Patent law shares with tort law the presence of an artificial character that structures judicial decision-making. Much like the reasonable person in tort law, the “person having ordinary skill in the art” (or PHOSITA) frames judicial inquiries into such central patent law questions as whether an invention is obvious, set out in sufficient detail, or infringed by a competitor. The PHOSITA’s perspective is considered so self-evident and foundational to the field that virtually every patent textbook and judicial opinion emphasizes that doctrinal outcomes are tied to the technical perspective of the PHOSITA, not that of the judge or an ordinary observer. Despite the field’s acknowledged reliance on this artificial character, and the Supreme Court’s reaffirmation of its importance, scholars and jurists have raised doubts as to whether the PHOSITA in fact plays an outcome-determinative role in the resolution of patent disputes.

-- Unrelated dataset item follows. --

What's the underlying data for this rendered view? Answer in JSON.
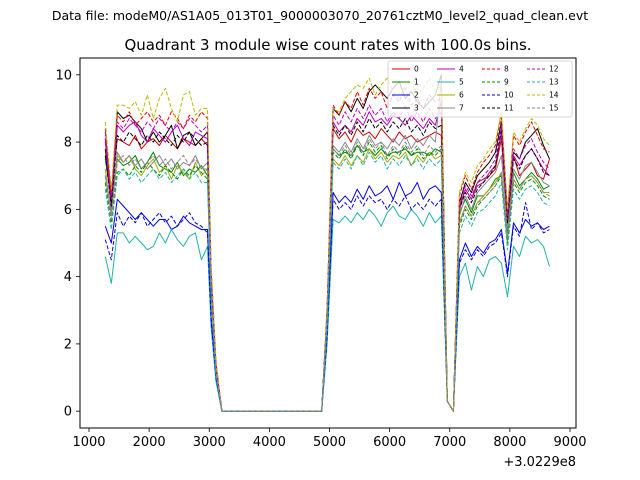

In this Article, we conduct the first comprehensive empirical study of the role of the PHOSITA in patent litigation. Through close readings of seven hundred trial and appellate court opinions as well as automated textual analysis of over seven thousand cases, we evaluate the way lower courts create their artificial PHOSITA, the construct’s impact on legal decision-making, and the influence of Supreme Court interventions on lower court outcomes. We find that the PHOSITA plays a surprisingly small role in judicial decision-making, even in the aftermath of Supreme Court decisions that emphasize its centrality.

Unpacking these results, we show that lower courts lack guidance in how to reconcile competing conceptions of the PHOSITA as a real-world construct tied to specific facts and as a legal construct designed to advance normative goals. We argue for a normative use of the construct and offer a structure for lower court decision-making. By crafting different versions of the PHOSITA tailored to the normative goals of obviousness, claim construction, and infringement that patent law seeks to answer, lower courts can create a PHOSITA that, however artificial, works more effectively to advance the goals of the patent system.